I'm not sure if you are still looking for clarification on this issue, but here's a go.
For simplicity, let's assume $y=f(x)$ is differentiable for all $x$, and $(x_0, y_0)$ is a point on the curve defined by this equation. (I'll use $x_0$ and $y_0$ instead of $a$ and $b$, for convenience in an explanation below.) The derivative is defined so that $f'(x_0)$ is tangent slope to the curve $y=f(x)$ at the point $(x_0, y_0)$. Then, indeed point-slope form gives us the equation
$$ y - y_0 = f'(x_0)(x-x_0). $$
Note what you wrote was not quite right: $y-b = f'(x)(x-a)$ is not true for all $x$, only in general when $x=a$ (so $y=b$ and both sides will be $0$). This was probably the source of your confusion.

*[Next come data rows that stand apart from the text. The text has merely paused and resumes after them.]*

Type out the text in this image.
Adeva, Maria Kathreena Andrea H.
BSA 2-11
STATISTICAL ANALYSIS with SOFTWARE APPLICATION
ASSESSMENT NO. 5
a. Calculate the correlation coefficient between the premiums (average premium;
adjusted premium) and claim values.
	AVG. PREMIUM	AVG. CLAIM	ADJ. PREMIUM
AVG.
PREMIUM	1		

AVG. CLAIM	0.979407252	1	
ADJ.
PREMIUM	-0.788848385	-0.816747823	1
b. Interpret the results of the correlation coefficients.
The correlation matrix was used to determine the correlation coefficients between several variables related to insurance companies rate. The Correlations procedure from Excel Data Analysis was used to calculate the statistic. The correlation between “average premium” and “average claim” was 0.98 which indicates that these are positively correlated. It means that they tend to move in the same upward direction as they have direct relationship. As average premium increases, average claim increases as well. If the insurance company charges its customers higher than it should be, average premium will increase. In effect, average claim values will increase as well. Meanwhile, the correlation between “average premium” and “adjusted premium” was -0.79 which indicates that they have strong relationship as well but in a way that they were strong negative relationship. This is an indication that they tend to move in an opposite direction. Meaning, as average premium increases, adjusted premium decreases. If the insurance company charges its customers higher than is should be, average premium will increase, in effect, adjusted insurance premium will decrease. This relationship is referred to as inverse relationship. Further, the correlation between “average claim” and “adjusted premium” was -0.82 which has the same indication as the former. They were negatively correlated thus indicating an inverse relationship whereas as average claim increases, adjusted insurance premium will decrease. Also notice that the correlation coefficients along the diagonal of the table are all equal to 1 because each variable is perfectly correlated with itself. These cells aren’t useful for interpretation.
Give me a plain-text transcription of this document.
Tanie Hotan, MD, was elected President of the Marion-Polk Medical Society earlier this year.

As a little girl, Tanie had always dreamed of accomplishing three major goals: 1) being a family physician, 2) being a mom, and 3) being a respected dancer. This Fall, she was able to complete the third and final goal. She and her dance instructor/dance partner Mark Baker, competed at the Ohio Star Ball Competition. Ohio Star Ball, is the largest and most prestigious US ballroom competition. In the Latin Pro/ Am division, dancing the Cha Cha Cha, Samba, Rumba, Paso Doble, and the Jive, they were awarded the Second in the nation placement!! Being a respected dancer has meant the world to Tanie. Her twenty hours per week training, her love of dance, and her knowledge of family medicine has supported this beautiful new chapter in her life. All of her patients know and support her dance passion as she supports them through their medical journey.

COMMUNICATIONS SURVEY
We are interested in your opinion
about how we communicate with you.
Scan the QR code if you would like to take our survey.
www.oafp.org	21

I believe what you were thinking about is trying to reconstruct the curve $y=f(x)$ from knowing the derivative $f'(x)$ and a specific point $(a,b)$. This is an important topic actually, and is the basic premise behind antiderivatives and differential equations.
Put another way, the equation for the tangent line has 3 components that depend on the specific point: $x_0$, $y_0$ and the slope $f'(x_0)$ at that point, so you can't just replace the $f'(x_0)$ with an arbitrary $f'(x)$ to get the curve, but keep $x_0$ and $y_0$ fixed. (By the way, the curve you got by doing this faulty procedure is not the tangent line either because it's not linear--I don't know that that curve has much meaning.)
Here's a better way to think about trying to reconstruct the curve from the derivative and a specific point. I'll try to explain this as briefly as I can, but feel free to ask for clarification.
Let's work with the simple example of $y=f(x) = x^2$, and pick the starting point $(x_0, y_0) = (0, 0)$. Here $f'(x)= 2x$,
so at the starting point the slope is $m_0 = f'(x_0) = 0$. This means the curve is close to the tangent line $y-y_0 = m_0(x-x_0)$, i.e., $y=0$ nearby the point $(0,0)$. That is, we can approximate the curve near $(0,0)$ geometrically by drawing a short horizontal tangent through $(0,0)$.
Now we can do this again. For simplicity, let's say we approximate our curve with the horizontal tangent to $(x_1, y_1) = (1, 0)$ (this is not a point on the curve, but on the tangent line). Now we can use the derivative at 1, $f'(x_1) = f'(1) = 2$, to draw another line segment, say to $(x_2,y_2) = (2,4)$, which is an approximation of the tangent line to $y=f(x)$ at $x_1$.
This is much easier to understand with pictures--take a look at the pictures here for what's going on. I'm just saying we can successively use derivatives (tangent slopes) to approximate the curve. Of course my approximations in my example were very bad, but they get better and better by taking smaller steps (e.g., $x_1 = 0.1$ or $0.00001$, and $x_2 = 2x_1$).
To actually recover the curve $y=f(x)$ exactly, you need to take infinitely small steps, or more precisely, take the limit of doing this process with smaller and smaller steps. This is precisely what the antiderivative is.